Anyway enough of our office politics. It's certainly a very worthwhile second LP from this worldly four piece. The title track is spot on excellent showcasinthe kind of dark mysterious indie rock with weird chord changes that Deerhunter don't make anymore. 'Uranium' is a electronic krauty piece that recalls Broadcast and later era Portishead with a motorik groove and some deeply odd vocals drifting over the top. 'Pale Fear' kind of melts these two sounds together with scratchy guitar competing with unusual drum textures and a big fat synth slathered over.
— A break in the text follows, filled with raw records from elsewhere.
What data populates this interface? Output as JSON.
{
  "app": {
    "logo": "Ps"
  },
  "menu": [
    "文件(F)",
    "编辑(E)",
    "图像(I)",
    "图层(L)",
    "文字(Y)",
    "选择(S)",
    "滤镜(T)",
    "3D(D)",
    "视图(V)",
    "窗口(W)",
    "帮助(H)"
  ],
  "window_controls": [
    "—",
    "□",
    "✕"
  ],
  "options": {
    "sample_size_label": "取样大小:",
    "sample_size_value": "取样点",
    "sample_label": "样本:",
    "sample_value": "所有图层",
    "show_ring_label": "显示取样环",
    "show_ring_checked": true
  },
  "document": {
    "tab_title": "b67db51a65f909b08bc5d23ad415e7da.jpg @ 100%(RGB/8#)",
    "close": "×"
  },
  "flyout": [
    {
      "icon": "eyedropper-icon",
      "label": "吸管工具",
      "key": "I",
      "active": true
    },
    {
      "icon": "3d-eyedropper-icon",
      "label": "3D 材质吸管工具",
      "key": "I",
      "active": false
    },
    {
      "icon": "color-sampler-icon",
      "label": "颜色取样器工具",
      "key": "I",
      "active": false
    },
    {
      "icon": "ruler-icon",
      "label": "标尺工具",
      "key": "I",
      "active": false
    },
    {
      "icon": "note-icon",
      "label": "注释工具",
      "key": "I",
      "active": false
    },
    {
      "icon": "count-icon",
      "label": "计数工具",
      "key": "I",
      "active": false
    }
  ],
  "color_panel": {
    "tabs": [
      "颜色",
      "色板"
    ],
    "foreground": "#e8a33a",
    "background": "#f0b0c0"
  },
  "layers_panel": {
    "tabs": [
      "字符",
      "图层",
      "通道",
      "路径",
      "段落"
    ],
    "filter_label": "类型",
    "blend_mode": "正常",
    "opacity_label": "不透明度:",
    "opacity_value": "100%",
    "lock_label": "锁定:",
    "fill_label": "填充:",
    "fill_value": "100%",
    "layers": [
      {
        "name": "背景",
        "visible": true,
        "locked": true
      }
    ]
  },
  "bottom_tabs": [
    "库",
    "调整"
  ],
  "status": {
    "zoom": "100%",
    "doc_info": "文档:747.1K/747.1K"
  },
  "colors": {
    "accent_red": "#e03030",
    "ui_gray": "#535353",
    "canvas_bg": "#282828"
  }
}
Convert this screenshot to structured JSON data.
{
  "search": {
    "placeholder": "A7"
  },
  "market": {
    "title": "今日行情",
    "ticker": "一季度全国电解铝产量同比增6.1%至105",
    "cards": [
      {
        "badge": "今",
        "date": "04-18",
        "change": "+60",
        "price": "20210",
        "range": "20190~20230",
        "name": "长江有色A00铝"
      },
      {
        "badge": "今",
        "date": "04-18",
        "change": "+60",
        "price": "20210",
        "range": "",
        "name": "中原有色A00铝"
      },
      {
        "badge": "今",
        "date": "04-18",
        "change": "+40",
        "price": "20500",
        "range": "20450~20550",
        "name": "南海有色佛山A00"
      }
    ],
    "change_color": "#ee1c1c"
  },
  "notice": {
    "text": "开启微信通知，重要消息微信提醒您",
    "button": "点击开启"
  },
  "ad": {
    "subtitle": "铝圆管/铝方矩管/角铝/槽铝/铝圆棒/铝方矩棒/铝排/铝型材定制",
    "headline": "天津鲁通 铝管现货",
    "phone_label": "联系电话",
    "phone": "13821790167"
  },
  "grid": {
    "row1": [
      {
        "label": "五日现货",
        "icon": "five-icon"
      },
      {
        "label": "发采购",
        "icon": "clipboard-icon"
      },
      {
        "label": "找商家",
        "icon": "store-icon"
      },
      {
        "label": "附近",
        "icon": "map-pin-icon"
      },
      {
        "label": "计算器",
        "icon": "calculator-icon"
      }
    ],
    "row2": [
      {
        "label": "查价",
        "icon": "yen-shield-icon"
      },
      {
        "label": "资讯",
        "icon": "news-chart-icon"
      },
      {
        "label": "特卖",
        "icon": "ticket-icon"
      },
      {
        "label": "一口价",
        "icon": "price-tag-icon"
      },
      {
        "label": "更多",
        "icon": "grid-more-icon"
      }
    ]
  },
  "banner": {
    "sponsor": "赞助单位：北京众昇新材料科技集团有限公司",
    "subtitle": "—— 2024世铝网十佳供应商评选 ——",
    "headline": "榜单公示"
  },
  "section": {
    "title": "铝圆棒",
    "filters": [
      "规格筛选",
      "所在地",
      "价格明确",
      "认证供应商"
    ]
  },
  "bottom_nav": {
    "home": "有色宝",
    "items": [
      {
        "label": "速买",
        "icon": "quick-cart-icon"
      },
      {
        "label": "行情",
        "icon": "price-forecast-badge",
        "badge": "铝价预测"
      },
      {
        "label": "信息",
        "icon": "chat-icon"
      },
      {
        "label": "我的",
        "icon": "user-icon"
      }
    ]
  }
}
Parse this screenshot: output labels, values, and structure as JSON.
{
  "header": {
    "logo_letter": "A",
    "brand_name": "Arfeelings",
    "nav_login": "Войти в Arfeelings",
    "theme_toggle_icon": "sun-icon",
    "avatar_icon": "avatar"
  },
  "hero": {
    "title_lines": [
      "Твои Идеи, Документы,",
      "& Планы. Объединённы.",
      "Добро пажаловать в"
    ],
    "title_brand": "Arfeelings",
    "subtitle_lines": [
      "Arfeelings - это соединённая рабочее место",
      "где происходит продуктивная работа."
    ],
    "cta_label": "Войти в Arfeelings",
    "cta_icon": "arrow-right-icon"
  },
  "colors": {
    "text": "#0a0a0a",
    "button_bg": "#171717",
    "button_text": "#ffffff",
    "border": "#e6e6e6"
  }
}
Production is split between MJ (Hookworms) and Stu Matthews (Beak) and if that doesn't give you an idea of where this is coming from, nothing will.
In fact having listened to the album in it's entirety Deerhunter are constantly the reference point. Thing is - His Clancyness also do those plodding ballads Deerhunter have made their speciality over recent years as well as the thrilling visceral rock. The upbeat moments are what I like best here, other than the aforementioned album highlight title track, 'Xerox Mode' is also a propulsive slab of indie rock with a few Women influences and closer 'Only One' has the Neu-ish kraut pulse. Of the less speedy tracks I like His Clancyness when they are stranger as on the muffled distorted mystery pop of 'Nausea' that wavers and tumbles as if being played in a rowing boat.
His Clancyness are a deeply odd proposition unafraid of some rather jarring chord changes and oddball vocals. They make inventive indie rock that very often hits pay dirt.